There have been few more powerful painters of landscape than John Constable. He brought a scale, ambition and impact to a subject long considered amongst the lowest forms of art. Constable is often celebrated as a nostalgic painter of a lost England but look a little harder, though, and you discover an intense and radical vision at work which changed the course of British art. As well as looking Constable’s most famous works, such as The Haywain and Flatford Mill, Tim Marlow explores lesser known works such as the expressive sketch for The Leaping Horse
Delacroix is France’s greatest romantic painter – an artist who challenged to rigid classicism of the previous generation, injecting a degree of fluidity and unpredictability to his art. He established a taste for the exotic in European art, influenced by his travels in North Africa, as in his famous Women of Algiers in their Apartment. He is often considered to be the last great history painter of European art, producing the iconic Liberty Leading the People, a work which encapsulates the revolutionary turmoil of his day.

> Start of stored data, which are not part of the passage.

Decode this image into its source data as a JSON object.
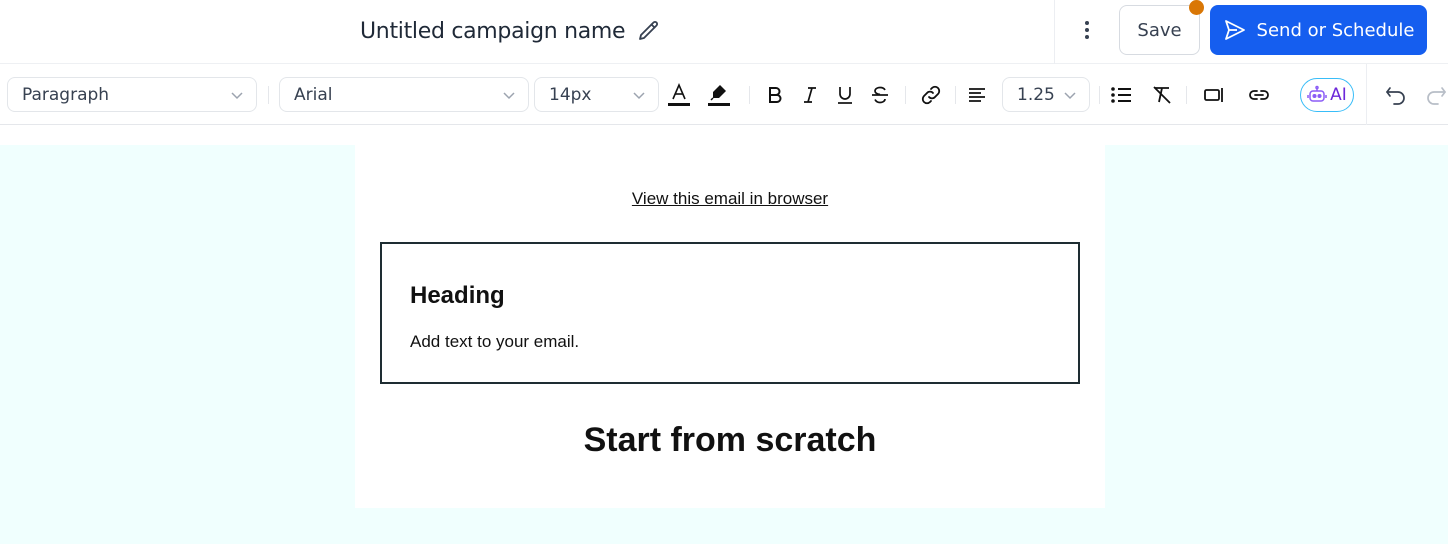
{
  "header": {
    "campaign_name": "Untitled campaign name",
    "save_label": "Save",
    "send_label": "Send or Schedule",
    "icons": {
      "edit": "pencil-icon",
      "more": "kebab-menu-icon",
      "send": "send-icon"
    }
  },
  "toolbar": {
    "block_type": "Paragraph",
    "font_family": "Arial",
    "font_size": "14px",
    "line_height": "1.25",
    "ai_label": "AI",
    "icons": [
      "text-color-icon",
      "highlight-icon",
      "bold-icon",
      "italic-icon",
      "underline-icon",
      "strikethrough-icon",
      "link-icon",
      "align-left-icon",
      "bullet-list-icon",
      "clear-format-icon",
      "merge-tag-icon",
      "button-link-icon",
      "ai-robot-icon",
      "undo-icon",
      "redo-icon"
    ]
  },
  "email": {
    "view_in_browser": "View this email in browser",
    "block_heading": "Heading",
    "block_text": "Add text to your email.",
    "scratch_heading": "Start from scratch"
  },
  "colors": {
    "primary": "#155eef",
    "unsaved_dot": "#d97706",
    "canvas_bg": "#f0fffe",
    "ai_accent": "#6d28d9"
  }
}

Whistler was the first great international American artist, hugely well travelled, a painter and printmaker who bridged the gap between Impressionist Paris and symbolist London. He was an intelligent and original artist who radically proclaimed that art rather than documenting the visual world around us - should be experienced for its own sake. His Arrangement in Grey and Black, a portrait of Whistler’s mother, is one of the great portraits in the history of art, not least for its elusive title. Whilst his Nocturne Black and Gold, was thought so radical that Whistler had to go to court to defend it.
Auguste Rodin redefined the idea of sculpture in European Art liberating it from the constraints of classicism and created three dimensional forms which pulsated with life and energy. His masterpiece, the Gates of Hell, is the greatest public sculpture of the 19th century, a work that obsessed him for almost 40 years, and which acted as a laboratory for Rodin imagination and which produced some of greatest sculptures of his career, works such as the Kiss and the Thinker.

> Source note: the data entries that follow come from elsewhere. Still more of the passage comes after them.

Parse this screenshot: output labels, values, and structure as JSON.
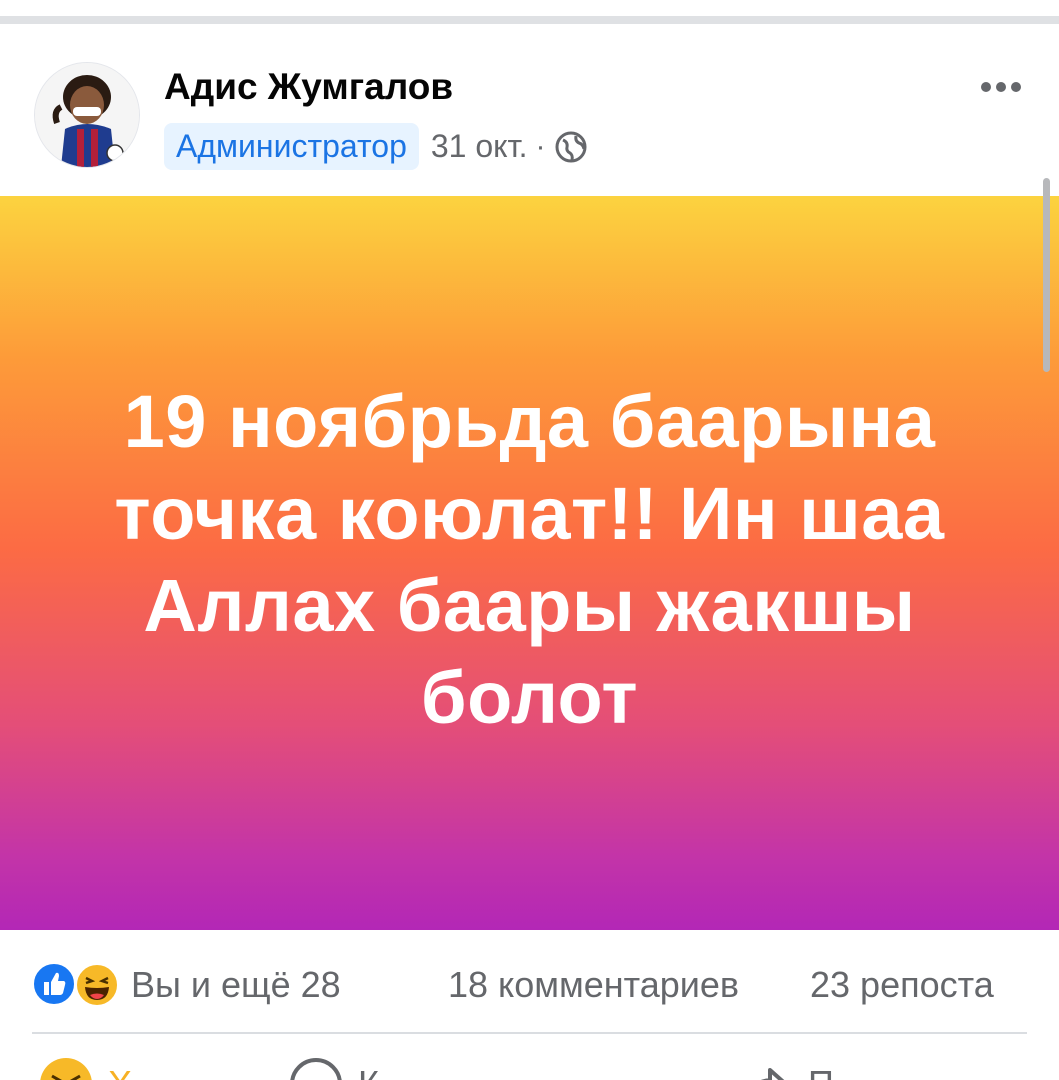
{
  "post": {
    "author": "Адис Жумгалов",
    "role": "Администратор",
    "date": "31 окт.",
    "separator": "·",
    "privacy_icon": "globe-icon",
    "text": "19 ноябрьда баарына точка коюлат!! Ин шаа Аллах баары жакшы болот",
    "background_gradient": [
      "#fcd33f",
      "#fd9b39",
      "#fc6b44",
      "#e44e78",
      "#b327b6"
    ]
  },
  "stats": {
    "reactions": "Вы и ещё 28",
    "comments": "18 комментариев",
    "shares": "23 репоста",
    "reaction_icons": [
      "like-icon",
      "haha-icon"
    ]
  },
  "actions": [
    {
      "label": "Х",
      "icon": "haha-icon"
    },
    {
      "label": "К",
      "icon": "comment-icon"
    },
    {
      "label": "П",
      "icon": "share-icon"
    }
  ],
  "colors": {
    "accent": "#1b74e4",
    "muted": "#65676b",
    "badge_bg": "#e7f3ff"
  }
}
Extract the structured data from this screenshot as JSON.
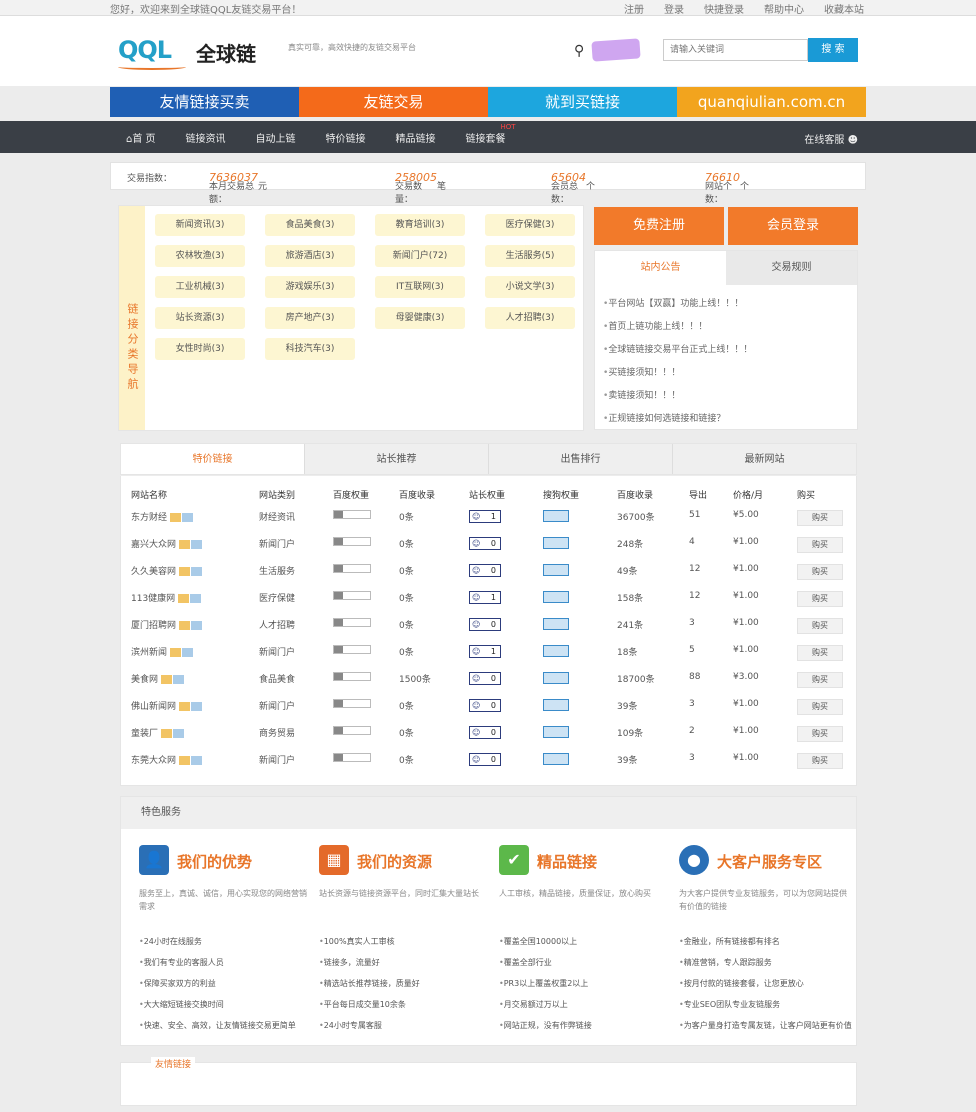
{
  "topbar": {
    "welcome": "您好，欢迎来到全球链QQL友链交易平台！",
    "links": [
      "注册",
      "登录",
      "快捷登录",
      "帮助中心",
      "收藏本站"
    ]
  },
  "header": {
    "logo_text": "QQL",
    "logo_cn": "全球链",
    "slogan": "真实可靠，高效快捷的友链交易平台",
    "search_placeholder": "请输入关键词",
    "search_button": "搜 索"
  },
  "banner": [
    {
      "label": "友情链接买卖",
      "color": "#1f5fb4"
    },
    {
      "label": "友链交易",
      "color": "#f46a1a"
    },
    {
      "label": "就到买链接",
      "color": "#1da6de"
    },
    {
      "label": "quanqiulian.com.cn",
      "color": "#f2a41e"
    }
  ],
  "nav": {
    "items": [
      "首 页",
      "链接资讯",
      "自动上链",
      "特价链接",
      "精品链接",
      "链接套餐"
    ],
    "hot": "HOT",
    "service": "在线客服"
  },
  "stats": {
    "label": "交易指数：",
    "amount_label": "本月交易总额：",
    "amount": "7636037",
    "amount_unit": "元",
    "count_label": "交易数量：",
    "count": "258005",
    "count_unit": "笔",
    "members_label": "会员总数：",
    "members": "65604",
    "members_unit": "个",
    "sites_label": "网站个数：",
    "sites": "76610",
    "sites_unit": "个"
  },
  "categories": {
    "side_label": "链接分类导航",
    "items": [
      "新闻资讯(3)",
      "食品美食(3)",
      "教育培训(3)",
      "医疗保健(3)",
      "农林牧渔(3)",
      "旅游酒店(3)",
      "新闻门户(72)",
      "生活服务(5)",
      "工业机械(3)",
      "游戏娱乐(3)",
      "IT互联网(3)",
      "小说文学(3)",
      "站长资源(3)",
      "房产地产(3)",
      "母婴健康(3)",
      "人才招聘(3)",
      "女性时尚(3)",
      "科技汽车(3)"
    ]
  },
  "register": {
    "free": "免费注册",
    "login": "会员登录"
  },
  "notice": {
    "tabs": [
      "站内公告",
      "交易规则"
    ],
    "items": [
      "平台网站【双赢】功能上线！！！",
      "首页上链功能上线！！！",
      "全球链链接交易平台正式上线！！！",
      "买链接须知！！！",
      "卖链接须知！！！",
      "正规链接如何选链接和链接？"
    ]
  },
  "table": {
    "tabs": [
      "特价链接",
      "站长推荐",
      "出售排行",
      "最新网站"
    ],
    "headers": [
      "网站名称",
      "网站类别",
      "百度权重",
      "百度收录",
      "站长权重",
      "搜狗权重",
      "百度收录",
      "导出",
      "价格/月",
      "购买"
    ],
    "rows": [
      {
        "name": "东方财经",
        "cat": "财经资讯",
        "idx": "0条",
        "pr": "1",
        "baidu": "36700条",
        "out": "51",
        "price": "¥5.00"
      },
      {
        "name": "嘉兴大众网",
        "cat": "新闻门户",
        "idx": "0条",
        "pr": "0",
        "baidu": "248条",
        "out": "4",
        "price": "¥1.00"
      },
      {
        "name": "久久美容网",
        "cat": "生活服务",
        "idx": "0条",
        "pr": "0",
        "baidu": "49条",
        "out": "12",
        "price": "¥1.00"
      },
      {
        "name": "113健康网",
        "cat": "医疗保健",
        "idx": "0条",
        "pr": "1",
        "baidu": "158条",
        "out": "12",
        "price": "¥1.00"
      },
      {
        "name": "厦门招聘网",
        "cat": "人才招聘",
        "idx": "0条",
        "pr": "0",
        "baidu": "241条",
        "out": "3",
        "price": "¥1.00"
      },
      {
        "name": "滨州新闻",
        "cat": "新闻门户",
        "idx": "0条",
        "pr": "1",
        "baidu": "18条",
        "out": "5",
        "price": "¥1.00"
      },
      {
        "name": "美食网",
        "cat": "食品美食",
        "idx": "1500条",
        "pr": "0",
        "baidu": "18700条",
        "out": "88",
        "price": "¥3.00"
      },
      {
        "name": "佛山新闻网",
        "cat": "新闻门户",
        "idx": "0条",
        "pr": "0",
        "baidu": "39条",
        "out": "3",
        "price": "¥1.00"
      },
      {
        "name": "童装厂",
        "cat": "商务贸易",
        "idx": "0条",
        "pr": "0",
        "baidu": "109条",
        "out": "2",
        "price": "¥1.00"
      },
      {
        "name": "东莞大众网",
        "cat": "新闻门户",
        "idx": "0条",
        "pr": "0",
        "baidu": "39条",
        "out": "3",
        "price": "¥1.00"
      }
    ],
    "buy_label": "购买"
  },
  "features": {
    "heading": "特色服务",
    "cols": [
      {
        "title": "我们的优势",
        "color": "#2a6fb6",
        "desc": "服务至上，真诚、诚信，用心实现您的网络营销需求",
        "items": [
          "24小时在线服务",
          "我们有专业的客服人员",
          "保障买家双方的利益",
          "大大缩短链接交换时间",
          "快速、安全、高效，让友情链接交易更简单"
        ]
      },
      {
        "title": "我们的资源",
        "color": "#e46a2a",
        "desc": "站长资源与链接资源平台，同时汇集大量站长",
        "items": [
          "100%真实人工审核",
          "链接多，流量好",
          "精选站长推荐链接，质量好",
          "平台每日成交量10余条",
          "24小时专属客服"
        ]
      },
      {
        "title": "精品链接",
        "color": "#5cb84a",
        "desc": "人工审核，精品链接，质量保证，放心购买",
        "items": [
          "覆盖全国10000以上",
          "覆盖全部行业",
          "PR3以上覆盖权重2以上",
          "月交易额过万以上",
          "网站正规，没有作弊链接"
        ]
      },
      {
        "title": "大客户服务专区",
        "color": "#2a6fb6",
        "desc": "为大客户提供专业友链服务，可以为您网站提供有价值的链接",
        "items": [
          "金融业，所有链接都有排名",
          "精准营销，专人跟踪服务",
          "按月付款的链接套餐，让您更放心",
          "专业SEO团队专业友链服务",
          "为客户量身打造专属友链，让客户网站更有价值"
        ]
      }
    ]
  },
  "friend": {
    "label": "友情链接"
  }
}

Mary Cassatt is one of only a handful of women artists up to the beginning of the twentieth century who have managed to forge a reputation in the male dominated story of art history. She was an American by birth but lived in France for sixty years and helped to develop the first great movement in Modern art – Impressionism. In works such as The Boating Party, Cassatt articulates her bold, vivid vision.

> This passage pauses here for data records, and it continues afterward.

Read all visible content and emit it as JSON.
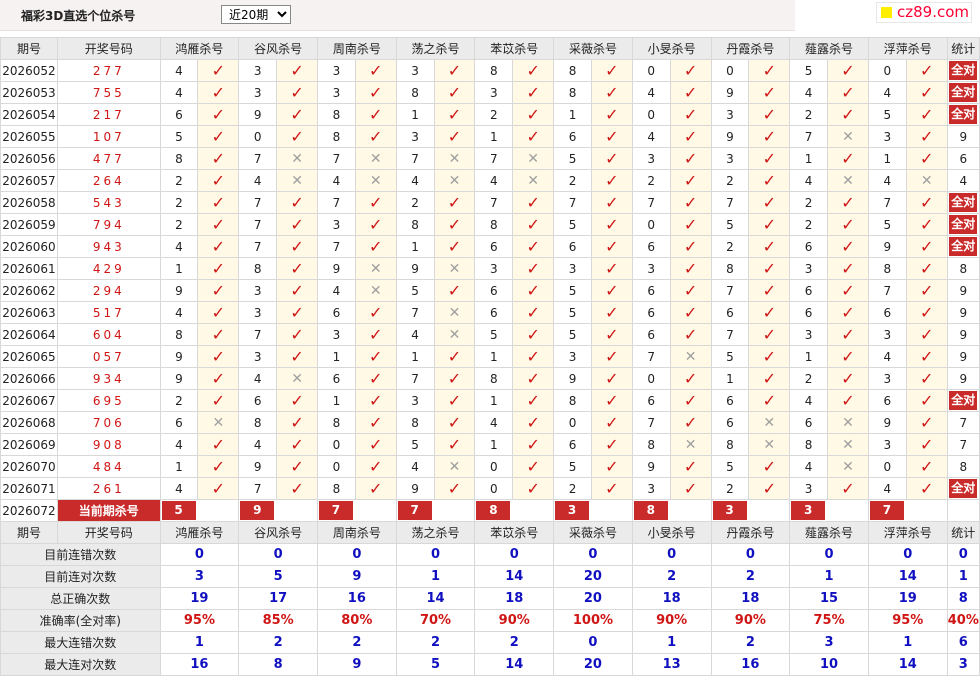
{
  "title": "福彩3D直选个位杀号",
  "period_select": {
    "value": "近20期",
    "options": [
      "近20期"
    ]
  },
  "logo": "cz89.com",
  "headers": {
    "period": "期号",
    "number": "开奖号码",
    "stat": "统计"
  },
  "experts": [
    "鸿雁杀号",
    "谷风杀号",
    "周南杀号",
    "荡之杀号",
    "苯苡杀号",
    "采薇杀号",
    "小旻杀号",
    "丹霞杀号",
    "薤露杀号",
    "浮萍杀号"
  ],
  "all_correct_label": "全对",
  "rows": [
    {
      "period": "2026052",
      "number": "277",
      "kills": [
        "4",
        "3",
        "3",
        "3",
        "8",
        "8",
        "0",
        "0",
        "5",
        "0"
      ],
      "marks": [
        1,
        1,
        1,
        1,
        1,
        1,
        1,
        1,
        1,
        1
      ],
      "stat": "全对"
    },
    {
      "period": "2026053",
      "number": "755",
      "kills": [
        "4",
        "3",
        "3",
        "8",
        "3",
        "8",
        "4",
        "9",
        "4",
        "4"
      ],
      "marks": [
        1,
        1,
        1,
        1,
        1,
        1,
        1,
        1,
        1,
        1
      ],
      "stat": "全对"
    },
    {
      "period": "2026054",
      "number": "217",
      "kills": [
        "6",
        "9",
        "8",
        "1",
        "2",
        "1",
        "0",
        "3",
        "2",
        "5"
      ],
      "marks": [
        1,
        1,
        1,
        1,
        1,
        1,
        1,
        1,
        1,
        1
      ],
      "stat": "全对"
    },
    {
      "period": "2026055",
      "number": "107",
      "kills": [
        "5",
        "0",
        "8",
        "3",
        "1",
        "6",
        "4",
        "9",
        "7",
        "3"
      ],
      "marks": [
        1,
        1,
        1,
        1,
        1,
        1,
        1,
        1,
        0,
        1
      ],
      "stat": "9"
    },
    {
      "period": "2026056",
      "number": "477",
      "kills": [
        "8",
        "7",
        "7",
        "7",
        "7",
        "5",
        "3",
        "3",
        "1",
        "1"
      ],
      "marks": [
        1,
        0,
        0,
        0,
        0,
        1,
        1,
        1,
        1,
        1
      ],
      "stat": "6"
    },
    {
      "period": "2026057",
      "number": "264",
      "kills": [
        "2",
        "4",
        "4",
        "4",
        "4",
        "2",
        "2",
        "2",
        "4",
        "4"
      ],
      "marks": [
        1,
        0,
        0,
        0,
        0,
        1,
        1,
        1,
        0,
        0
      ],
      "stat": "4"
    },
    {
      "period": "2026058",
      "number": "543",
      "kills": [
        "2",
        "7",
        "7",
        "2",
        "7",
        "7",
        "7",
        "7",
        "2",
        "7"
      ],
      "marks": [
        1,
        1,
        1,
        1,
        1,
        1,
        1,
        1,
        1,
        1
      ],
      "stat": "全对"
    },
    {
      "period": "2026059",
      "number": "794",
      "kills": [
        "2",
        "7",
        "3",
        "8",
        "8",
        "5",
        "0",
        "5",
        "2",
        "5"
      ],
      "marks": [
        1,
        1,
        1,
        1,
        1,
        1,
        1,
        1,
        1,
        1
      ],
      "stat": "全对"
    },
    {
      "period": "2026060",
      "number": "943",
      "kills": [
        "4",
        "7",
        "7",
        "1",
        "6",
        "6",
        "6",
        "2",
        "6",
        "9"
      ],
      "marks": [
        1,
        1,
        1,
        1,
        1,
        1,
        1,
        1,
        1,
        1
      ],
      "stat": "全对"
    },
    {
      "period": "2026061",
      "number": "429",
      "kills": [
        "1",
        "8",
        "9",
        "9",
        "3",
        "3",
        "3",
        "8",
        "3",
        "8"
      ],
      "marks": [
        1,
        1,
        0,
        0,
        1,
        1,
        1,
        1,
        1,
        1
      ],
      "stat": "8"
    },
    {
      "period": "2026062",
      "number": "294",
      "kills": [
        "9",
        "3",
        "4",
        "5",
        "6",
        "5",
        "6",
        "7",
        "6",
        "7"
      ],
      "marks": [
        1,
        1,
        0,
        1,
        1,
        1,
        1,
        1,
        1,
        1
      ],
      "stat": "9"
    },
    {
      "period": "2026063",
      "number": "517",
      "kills": [
        "4",
        "3",
        "6",
        "7",
        "6",
        "5",
        "6",
        "6",
        "6",
        "6"
      ],
      "marks": [
        1,
        1,
        1,
        0,
        1,
        1,
        1,
        1,
        1,
        1
      ],
      "stat": "9"
    },
    {
      "period": "2026064",
      "number": "604",
      "kills": [
        "8",
        "7",
        "3",
        "4",
        "5",
        "5",
        "6",
        "7",
        "3",
        "3"
      ],
      "marks": [
        1,
        1,
        1,
        0,
        1,
        1,
        1,
        1,
        1,
        1
      ],
      "stat": "9"
    },
    {
      "period": "2026065",
      "number": "057",
      "kills": [
        "9",
        "3",
        "1",
        "1",
        "1",
        "3",
        "7",
        "5",
        "1",
        "4"
      ],
      "marks": [
        1,
        1,
        1,
        1,
        1,
        1,
        0,
        1,
        1,
        1
      ],
      "stat": "9"
    },
    {
      "period": "2026066",
      "number": "934",
      "kills": [
        "9",
        "4",
        "6",
        "7",
        "8",
        "9",
        "0",
        "1",
        "2",
        "3"
      ],
      "marks": [
        1,
        0,
        1,
        1,
        1,
        1,
        1,
        1,
        1,
        1
      ],
      "stat": "9"
    },
    {
      "period": "2026067",
      "number": "695",
      "kills": [
        "2",
        "6",
        "1",
        "3",
        "1",
        "8",
        "6",
        "6",
        "4",
        "6"
      ],
      "marks": [
        1,
        1,
        1,
        1,
        1,
        1,
        1,
        1,
        1,
        1
      ],
      "stat": "全对"
    },
    {
      "period": "2026068",
      "number": "706",
      "kills": [
        "6",
        "8",
        "8",
        "8",
        "4",
        "0",
        "7",
        "6",
        "6",
        "9"
      ],
      "marks": [
        0,
        1,
        1,
        1,
        1,
        1,
        1,
        0,
        0,
        1
      ],
      "stat": "7"
    },
    {
      "period": "2026069",
      "number": "908",
      "kills": [
        "4",
        "4",
        "0",
        "5",
        "1",
        "6",
        "8",
        "8",
        "8",
        "3"
      ],
      "marks": [
        1,
        1,
        1,
        1,
        1,
        1,
        0,
        0,
        0,
        1
      ],
      "stat": "7"
    },
    {
      "period": "2026070",
      "number": "484",
      "kills": [
        "1",
        "9",
        "0",
        "4",
        "0",
        "5",
        "9",
        "5",
        "4",
        "0"
      ],
      "marks": [
        1,
        1,
        1,
        0,
        1,
        1,
        1,
        1,
        0,
        1
      ],
      "stat": "8"
    },
    {
      "period": "2026071",
      "number": "261",
      "kills": [
        "4",
        "7",
        "8",
        "9",
        "0",
        "2",
        "3",
        "2",
        "3",
        "4"
      ],
      "marks": [
        1,
        1,
        1,
        1,
        1,
        1,
        1,
        1,
        1,
        1
      ],
      "stat": "全对"
    }
  ],
  "current": {
    "period": "2026072",
    "label": "当前期杀号",
    "kills": [
      "5",
      "9",
      "7",
      "7",
      "8",
      "3",
      "8",
      "3",
      "3",
      "7"
    ]
  },
  "stats": [
    {
      "label": "目前连错次数",
      "values": [
        "0",
        "0",
        "0",
        "0",
        "0",
        "0",
        "0",
        "0",
        "0",
        "0"
      ],
      "total": "0",
      "color": "blue"
    },
    {
      "label": "目前连对次数",
      "values": [
        "3",
        "5",
        "9",
        "1",
        "14",
        "20",
        "2",
        "2",
        "1",
        "14"
      ],
      "total": "1",
      "color": "blue"
    },
    {
      "label": "总正确次数",
      "values": [
        "19",
        "17",
        "16",
        "14",
        "18",
        "20",
        "18",
        "18",
        "15",
        "19"
      ],
      "total": "8",
      "color": "blue"
    },
    {
      "label": "准确率(全对率)",
      "values": [
        "95%",
        "85%",
        "80%",
        "70%",
        "90%",
        "100%",
        "90%",
        "90%",
        "75%",
        "95%"
      ],
      "total": "40%",
      "color": "red"
    },
    {
      "label": "最大连错次数",
      "values": [
        "1",
        "2",
        "2",
        "2",
        "2",
        "0",
        "1",
        "2",
        "3",
        "1"
      ],
      "total": "6",
      "color": "blue"
    },
    {
      "label": "最大连对次数",
      "values": [
        "16",
        "8",
        "9",
        "5",
        "14",
        "20",
        "13",
        "16",
        "10",
        "14"
      ],
      "total": "3",
      "color": "blue"
    }
  ],
  "colors": {
    "accent_red": "#c92b2b",
    "number_red": "#d01515",
    "stat_blue": "#1010c0",
    "mark_bg": "#fff9e6",
    "header_bg": "#ebebeb"
  }
}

Egon Schiele has become one of the most celebrated artists of the last hundred years. He was a controversial figure in his own short lifetime who was jailed on an obscenity charge. His work is starkly honest and provocative, intensely powerful images where the human figure is stripped down, both sexually and psychologically. He’s one of the great draftsmen in art history and perhaps the most obsessive painter of the self. In the programme Tim Marlow examines Schiele’s vision in works such as Death and the Maiden and Seated Male Nude.